Current logjam started with City Room, by Arthur Gelb. I'll definitely get back to it, but it wasn't the right book at the right time. After only 20 pages of City Room, I tried Maimonides by Sherwin B. Nuland. Loved holding it (it's from the Jewish Encounters series published by Schocken and Nextbook, nice & compact); reading it, not so much. More like Maimonides' travel itinerary than about him and his work, which is what I was really hoping for. I'm bummed, because I liked Sherwin Nuland's other books: How We Die (I wouldn't recommend this for everyone!) and Lost in America. Hey, maybe that's a clue to why he focused on Maimonides' whereabouts.
Dropped Maimonides only 60 pages from the end & picked up Arthur Hertzberg's A Jew in America for only a page or two. I do want to read this & will try it again, but I couldn't focus on his family tree from the old country. (I'm not especially good at figuring out my relationships with my own relatives.)

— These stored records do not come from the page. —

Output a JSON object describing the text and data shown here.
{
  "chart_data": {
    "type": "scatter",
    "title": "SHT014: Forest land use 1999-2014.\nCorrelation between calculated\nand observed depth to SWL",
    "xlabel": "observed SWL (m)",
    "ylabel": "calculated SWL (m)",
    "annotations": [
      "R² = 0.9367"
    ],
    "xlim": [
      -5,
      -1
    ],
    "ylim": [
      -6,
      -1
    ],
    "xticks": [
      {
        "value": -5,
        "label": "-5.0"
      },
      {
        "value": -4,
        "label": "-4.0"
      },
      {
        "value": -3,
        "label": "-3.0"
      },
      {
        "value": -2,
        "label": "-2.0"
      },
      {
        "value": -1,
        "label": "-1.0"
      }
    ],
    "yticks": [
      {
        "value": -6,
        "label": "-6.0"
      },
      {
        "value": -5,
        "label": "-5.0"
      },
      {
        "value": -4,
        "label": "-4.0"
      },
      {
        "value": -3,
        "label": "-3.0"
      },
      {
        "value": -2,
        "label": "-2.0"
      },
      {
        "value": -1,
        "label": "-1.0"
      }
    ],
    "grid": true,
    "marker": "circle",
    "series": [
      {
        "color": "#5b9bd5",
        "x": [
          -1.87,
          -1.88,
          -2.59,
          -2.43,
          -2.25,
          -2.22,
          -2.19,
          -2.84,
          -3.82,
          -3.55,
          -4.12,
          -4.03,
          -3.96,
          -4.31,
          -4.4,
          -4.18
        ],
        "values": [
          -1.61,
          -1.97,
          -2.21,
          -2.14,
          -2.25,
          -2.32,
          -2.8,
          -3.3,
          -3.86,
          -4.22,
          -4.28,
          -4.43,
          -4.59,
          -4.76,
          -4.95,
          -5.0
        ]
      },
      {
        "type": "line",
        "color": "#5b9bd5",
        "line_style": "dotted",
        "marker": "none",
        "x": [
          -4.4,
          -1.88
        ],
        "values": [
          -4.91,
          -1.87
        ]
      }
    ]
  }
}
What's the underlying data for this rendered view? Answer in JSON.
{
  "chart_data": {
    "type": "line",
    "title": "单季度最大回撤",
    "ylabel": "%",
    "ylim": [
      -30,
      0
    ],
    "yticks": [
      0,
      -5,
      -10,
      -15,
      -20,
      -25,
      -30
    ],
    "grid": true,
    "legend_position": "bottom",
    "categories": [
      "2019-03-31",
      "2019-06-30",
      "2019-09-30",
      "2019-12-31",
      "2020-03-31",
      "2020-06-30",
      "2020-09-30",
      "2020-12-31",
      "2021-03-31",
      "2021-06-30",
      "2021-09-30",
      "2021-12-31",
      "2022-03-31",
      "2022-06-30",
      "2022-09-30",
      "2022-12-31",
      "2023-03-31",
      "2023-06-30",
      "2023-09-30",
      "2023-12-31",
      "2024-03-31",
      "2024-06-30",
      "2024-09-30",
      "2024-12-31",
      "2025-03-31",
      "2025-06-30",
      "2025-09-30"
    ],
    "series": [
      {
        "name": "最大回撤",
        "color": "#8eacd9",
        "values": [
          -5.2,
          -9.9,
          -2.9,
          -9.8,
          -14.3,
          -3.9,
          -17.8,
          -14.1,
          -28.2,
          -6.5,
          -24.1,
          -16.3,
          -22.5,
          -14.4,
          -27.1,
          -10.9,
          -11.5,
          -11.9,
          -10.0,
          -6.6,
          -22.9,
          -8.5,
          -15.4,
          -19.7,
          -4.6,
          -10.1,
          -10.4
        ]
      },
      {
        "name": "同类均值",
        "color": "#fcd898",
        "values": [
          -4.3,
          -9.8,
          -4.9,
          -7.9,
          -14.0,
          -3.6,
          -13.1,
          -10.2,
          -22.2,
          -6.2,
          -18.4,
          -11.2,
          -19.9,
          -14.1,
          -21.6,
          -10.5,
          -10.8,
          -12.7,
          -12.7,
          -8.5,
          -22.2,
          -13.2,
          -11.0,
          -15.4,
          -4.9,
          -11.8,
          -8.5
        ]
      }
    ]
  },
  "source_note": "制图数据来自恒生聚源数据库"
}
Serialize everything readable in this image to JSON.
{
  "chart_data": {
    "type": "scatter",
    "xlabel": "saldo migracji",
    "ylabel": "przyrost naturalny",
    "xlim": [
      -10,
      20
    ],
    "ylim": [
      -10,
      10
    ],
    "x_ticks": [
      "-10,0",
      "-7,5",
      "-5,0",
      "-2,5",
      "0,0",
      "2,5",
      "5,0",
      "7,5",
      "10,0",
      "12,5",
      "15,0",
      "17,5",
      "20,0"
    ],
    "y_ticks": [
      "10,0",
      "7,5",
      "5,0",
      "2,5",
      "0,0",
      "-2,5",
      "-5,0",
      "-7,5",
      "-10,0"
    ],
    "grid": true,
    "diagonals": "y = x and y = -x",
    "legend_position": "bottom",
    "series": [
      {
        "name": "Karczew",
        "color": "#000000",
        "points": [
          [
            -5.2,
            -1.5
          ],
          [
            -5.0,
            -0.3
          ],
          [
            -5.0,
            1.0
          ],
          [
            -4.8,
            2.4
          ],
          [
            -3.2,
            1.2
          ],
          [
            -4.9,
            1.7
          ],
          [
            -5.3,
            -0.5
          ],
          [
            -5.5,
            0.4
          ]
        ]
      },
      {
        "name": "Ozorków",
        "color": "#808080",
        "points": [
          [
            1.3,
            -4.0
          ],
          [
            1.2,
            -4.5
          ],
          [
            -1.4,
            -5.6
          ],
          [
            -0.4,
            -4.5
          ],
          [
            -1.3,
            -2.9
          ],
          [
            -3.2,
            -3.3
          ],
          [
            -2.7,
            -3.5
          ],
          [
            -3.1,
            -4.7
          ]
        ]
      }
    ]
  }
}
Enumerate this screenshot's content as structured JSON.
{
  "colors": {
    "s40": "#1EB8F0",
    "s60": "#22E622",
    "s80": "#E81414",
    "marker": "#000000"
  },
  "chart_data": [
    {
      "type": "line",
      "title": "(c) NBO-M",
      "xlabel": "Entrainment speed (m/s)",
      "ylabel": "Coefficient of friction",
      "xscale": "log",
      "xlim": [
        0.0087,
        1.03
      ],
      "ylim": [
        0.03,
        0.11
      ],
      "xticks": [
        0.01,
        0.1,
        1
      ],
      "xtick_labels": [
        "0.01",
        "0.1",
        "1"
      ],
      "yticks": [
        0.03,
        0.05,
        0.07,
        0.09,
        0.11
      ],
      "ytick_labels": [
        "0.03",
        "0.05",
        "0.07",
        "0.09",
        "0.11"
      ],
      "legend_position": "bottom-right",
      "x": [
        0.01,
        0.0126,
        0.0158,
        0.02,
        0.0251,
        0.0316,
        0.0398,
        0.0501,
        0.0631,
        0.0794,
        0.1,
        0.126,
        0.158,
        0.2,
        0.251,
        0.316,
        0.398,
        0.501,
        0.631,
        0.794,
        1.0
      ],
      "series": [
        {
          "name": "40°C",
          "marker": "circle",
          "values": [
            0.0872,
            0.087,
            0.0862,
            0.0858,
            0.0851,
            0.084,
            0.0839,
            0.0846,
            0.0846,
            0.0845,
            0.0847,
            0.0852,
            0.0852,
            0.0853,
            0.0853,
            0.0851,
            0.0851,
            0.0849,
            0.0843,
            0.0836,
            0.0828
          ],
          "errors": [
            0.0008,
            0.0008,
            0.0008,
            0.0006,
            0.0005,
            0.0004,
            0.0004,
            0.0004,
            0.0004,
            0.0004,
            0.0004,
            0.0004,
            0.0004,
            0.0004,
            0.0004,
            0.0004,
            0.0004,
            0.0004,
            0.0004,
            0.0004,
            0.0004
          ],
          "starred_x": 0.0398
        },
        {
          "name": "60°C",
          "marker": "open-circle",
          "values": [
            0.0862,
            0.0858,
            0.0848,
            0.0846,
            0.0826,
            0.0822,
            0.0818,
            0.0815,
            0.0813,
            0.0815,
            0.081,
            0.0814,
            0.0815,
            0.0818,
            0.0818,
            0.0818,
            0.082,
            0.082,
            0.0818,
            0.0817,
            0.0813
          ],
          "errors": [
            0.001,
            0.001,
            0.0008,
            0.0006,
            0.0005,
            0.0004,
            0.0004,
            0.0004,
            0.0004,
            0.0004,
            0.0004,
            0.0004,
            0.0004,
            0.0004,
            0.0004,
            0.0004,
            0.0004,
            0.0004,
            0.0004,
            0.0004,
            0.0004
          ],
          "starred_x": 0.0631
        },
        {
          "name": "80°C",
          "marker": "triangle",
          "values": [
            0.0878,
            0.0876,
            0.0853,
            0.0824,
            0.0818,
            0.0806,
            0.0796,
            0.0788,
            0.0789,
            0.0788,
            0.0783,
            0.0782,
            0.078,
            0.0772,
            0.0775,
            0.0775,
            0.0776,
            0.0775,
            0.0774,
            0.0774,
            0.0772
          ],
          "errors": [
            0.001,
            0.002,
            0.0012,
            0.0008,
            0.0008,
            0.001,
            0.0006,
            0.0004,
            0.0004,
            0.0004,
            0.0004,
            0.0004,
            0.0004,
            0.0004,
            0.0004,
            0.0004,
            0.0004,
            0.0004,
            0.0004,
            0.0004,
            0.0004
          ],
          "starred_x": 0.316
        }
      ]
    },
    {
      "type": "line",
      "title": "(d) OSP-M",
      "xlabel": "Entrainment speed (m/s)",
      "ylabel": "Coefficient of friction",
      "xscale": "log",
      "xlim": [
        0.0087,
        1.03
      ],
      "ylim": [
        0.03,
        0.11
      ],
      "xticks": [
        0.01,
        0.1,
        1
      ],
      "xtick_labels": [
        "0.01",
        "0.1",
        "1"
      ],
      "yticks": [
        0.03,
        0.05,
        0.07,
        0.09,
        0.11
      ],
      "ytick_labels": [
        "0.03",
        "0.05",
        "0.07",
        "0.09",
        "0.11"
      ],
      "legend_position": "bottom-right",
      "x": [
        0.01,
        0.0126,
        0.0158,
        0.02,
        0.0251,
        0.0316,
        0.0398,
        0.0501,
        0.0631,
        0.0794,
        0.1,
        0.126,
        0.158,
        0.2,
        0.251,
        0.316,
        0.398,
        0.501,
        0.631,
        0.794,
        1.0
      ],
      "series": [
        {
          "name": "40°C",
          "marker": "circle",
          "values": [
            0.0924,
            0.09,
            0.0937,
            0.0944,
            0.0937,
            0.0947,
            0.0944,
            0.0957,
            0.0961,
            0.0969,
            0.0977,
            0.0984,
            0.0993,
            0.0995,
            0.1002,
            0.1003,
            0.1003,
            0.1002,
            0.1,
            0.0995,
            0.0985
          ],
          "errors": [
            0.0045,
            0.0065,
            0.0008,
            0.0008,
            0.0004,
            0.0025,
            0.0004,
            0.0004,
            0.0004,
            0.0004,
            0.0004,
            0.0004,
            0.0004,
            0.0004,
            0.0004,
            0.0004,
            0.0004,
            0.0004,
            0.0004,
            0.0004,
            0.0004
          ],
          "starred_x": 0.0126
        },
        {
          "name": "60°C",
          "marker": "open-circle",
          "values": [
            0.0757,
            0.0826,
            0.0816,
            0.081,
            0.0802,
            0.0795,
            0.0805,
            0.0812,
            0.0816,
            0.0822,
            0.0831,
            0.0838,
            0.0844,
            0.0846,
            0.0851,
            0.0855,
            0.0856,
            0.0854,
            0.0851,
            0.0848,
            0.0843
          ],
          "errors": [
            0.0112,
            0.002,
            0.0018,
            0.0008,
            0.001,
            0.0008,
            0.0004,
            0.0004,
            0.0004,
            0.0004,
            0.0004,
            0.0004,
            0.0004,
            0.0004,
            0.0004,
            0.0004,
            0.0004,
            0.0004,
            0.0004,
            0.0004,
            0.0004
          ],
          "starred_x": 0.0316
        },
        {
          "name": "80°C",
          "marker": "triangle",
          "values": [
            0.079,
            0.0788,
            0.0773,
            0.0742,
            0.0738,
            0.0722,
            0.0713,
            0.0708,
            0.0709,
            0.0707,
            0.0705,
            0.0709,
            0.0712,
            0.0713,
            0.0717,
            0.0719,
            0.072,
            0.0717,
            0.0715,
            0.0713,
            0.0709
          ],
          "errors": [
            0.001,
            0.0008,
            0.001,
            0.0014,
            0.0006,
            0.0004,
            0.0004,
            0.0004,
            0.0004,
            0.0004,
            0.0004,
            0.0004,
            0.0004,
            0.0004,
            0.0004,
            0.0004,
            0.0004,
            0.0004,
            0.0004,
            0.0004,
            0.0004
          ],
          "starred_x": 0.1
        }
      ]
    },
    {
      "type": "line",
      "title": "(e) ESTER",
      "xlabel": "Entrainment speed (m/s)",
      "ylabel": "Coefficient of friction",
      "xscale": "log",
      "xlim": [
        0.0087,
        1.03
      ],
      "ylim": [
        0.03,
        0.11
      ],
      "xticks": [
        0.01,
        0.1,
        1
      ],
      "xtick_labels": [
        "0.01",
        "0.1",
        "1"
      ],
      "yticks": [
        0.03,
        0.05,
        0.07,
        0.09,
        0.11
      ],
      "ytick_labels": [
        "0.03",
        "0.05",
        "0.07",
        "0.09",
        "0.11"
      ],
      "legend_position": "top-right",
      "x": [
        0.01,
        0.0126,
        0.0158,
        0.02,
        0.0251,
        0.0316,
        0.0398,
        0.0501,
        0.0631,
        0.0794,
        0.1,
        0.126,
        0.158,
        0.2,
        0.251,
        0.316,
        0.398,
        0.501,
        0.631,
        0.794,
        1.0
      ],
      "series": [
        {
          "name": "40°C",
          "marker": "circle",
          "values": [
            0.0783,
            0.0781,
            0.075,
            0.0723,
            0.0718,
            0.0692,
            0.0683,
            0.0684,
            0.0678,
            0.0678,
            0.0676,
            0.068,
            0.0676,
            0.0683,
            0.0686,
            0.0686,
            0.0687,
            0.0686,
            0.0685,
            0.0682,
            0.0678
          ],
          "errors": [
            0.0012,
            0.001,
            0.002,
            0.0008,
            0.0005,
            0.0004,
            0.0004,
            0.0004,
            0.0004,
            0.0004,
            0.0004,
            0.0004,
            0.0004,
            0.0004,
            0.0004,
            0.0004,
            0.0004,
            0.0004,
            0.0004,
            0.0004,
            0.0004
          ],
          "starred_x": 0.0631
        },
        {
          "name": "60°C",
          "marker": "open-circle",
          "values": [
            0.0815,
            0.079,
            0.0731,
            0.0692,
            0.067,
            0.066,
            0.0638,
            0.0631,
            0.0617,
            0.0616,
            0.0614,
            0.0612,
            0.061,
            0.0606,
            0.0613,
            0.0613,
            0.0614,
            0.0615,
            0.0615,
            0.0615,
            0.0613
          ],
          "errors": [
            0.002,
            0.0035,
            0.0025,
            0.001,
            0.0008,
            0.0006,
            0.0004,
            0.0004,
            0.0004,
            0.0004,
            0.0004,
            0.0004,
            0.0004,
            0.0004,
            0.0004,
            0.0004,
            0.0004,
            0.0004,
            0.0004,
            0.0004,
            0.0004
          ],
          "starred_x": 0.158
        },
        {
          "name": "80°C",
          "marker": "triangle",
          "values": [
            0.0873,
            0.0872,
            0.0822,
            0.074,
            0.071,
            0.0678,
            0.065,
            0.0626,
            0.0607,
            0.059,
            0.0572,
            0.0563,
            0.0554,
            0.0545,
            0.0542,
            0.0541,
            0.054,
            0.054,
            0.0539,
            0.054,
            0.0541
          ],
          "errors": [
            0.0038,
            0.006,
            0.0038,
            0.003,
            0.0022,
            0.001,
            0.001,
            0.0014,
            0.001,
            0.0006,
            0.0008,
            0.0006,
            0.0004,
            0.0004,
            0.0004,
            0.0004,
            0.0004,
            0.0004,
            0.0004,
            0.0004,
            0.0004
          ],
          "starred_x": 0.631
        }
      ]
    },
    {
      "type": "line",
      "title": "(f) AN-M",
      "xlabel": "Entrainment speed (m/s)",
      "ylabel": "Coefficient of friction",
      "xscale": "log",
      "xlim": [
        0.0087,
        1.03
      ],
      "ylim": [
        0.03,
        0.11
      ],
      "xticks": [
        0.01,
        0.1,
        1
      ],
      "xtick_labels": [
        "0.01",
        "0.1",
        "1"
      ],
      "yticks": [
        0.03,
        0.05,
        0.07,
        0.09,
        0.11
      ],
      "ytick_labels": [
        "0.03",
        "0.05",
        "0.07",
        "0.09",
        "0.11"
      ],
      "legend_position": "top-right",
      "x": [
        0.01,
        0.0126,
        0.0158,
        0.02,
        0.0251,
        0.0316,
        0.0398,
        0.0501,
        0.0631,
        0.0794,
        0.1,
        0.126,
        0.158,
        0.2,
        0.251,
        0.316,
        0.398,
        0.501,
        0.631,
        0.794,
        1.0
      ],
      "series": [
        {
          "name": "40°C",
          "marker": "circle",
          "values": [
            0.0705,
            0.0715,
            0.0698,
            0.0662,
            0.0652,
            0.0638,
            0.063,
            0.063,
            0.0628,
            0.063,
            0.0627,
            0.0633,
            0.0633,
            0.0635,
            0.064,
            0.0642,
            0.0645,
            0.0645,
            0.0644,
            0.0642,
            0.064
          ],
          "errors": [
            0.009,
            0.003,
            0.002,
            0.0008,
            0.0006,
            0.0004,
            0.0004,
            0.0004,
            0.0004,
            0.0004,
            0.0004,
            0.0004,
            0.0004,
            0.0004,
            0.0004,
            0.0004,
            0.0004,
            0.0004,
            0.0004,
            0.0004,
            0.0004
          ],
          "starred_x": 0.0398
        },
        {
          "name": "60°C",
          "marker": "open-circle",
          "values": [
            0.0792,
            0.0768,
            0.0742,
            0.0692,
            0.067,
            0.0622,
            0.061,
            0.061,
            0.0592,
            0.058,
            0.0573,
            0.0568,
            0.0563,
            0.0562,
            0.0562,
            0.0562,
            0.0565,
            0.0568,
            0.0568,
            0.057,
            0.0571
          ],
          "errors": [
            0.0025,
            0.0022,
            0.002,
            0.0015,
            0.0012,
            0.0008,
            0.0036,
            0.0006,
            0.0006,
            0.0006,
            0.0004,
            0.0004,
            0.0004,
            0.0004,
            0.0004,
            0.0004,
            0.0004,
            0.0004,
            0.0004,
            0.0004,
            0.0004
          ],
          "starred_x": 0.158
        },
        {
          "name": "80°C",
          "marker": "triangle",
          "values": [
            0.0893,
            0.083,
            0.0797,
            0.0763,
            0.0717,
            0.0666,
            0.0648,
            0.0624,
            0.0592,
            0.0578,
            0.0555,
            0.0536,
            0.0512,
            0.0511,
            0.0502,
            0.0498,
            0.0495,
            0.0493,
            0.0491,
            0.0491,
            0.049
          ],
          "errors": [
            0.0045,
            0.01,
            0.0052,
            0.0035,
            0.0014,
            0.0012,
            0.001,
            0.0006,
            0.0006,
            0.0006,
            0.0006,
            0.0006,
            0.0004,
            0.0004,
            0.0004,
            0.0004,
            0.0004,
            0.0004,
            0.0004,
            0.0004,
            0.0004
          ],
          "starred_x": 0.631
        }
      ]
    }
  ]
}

Now here's the really odd part. Next I picked up Eat, Pray, Love by Elizabeth Gilbert. Bestseller, a must read, wonderful, brilliant, funny, insightful, etc. No interest whatsoever! Why is this? Can someone explain this to me? You'd have to know me, and have read the book, to have some inkling as to why I'm totally not interested in reading it. Read about 20 pages and flipped through the rest. It's true that I sometimes resist getting swept up in trends (one look at my shoe collection and you'd know that), but I'm ready to love reading anything, whether it's popular or not.
Now I'm reading The Nothing That Is: A Natural History of Zero, by Robert Kaplan. The author comes out with some odd comments every so often, and it's not an easy read. But I've had the book on my shelves for two years and its time has arrived. So I guess right now I'm reading a book about nothing.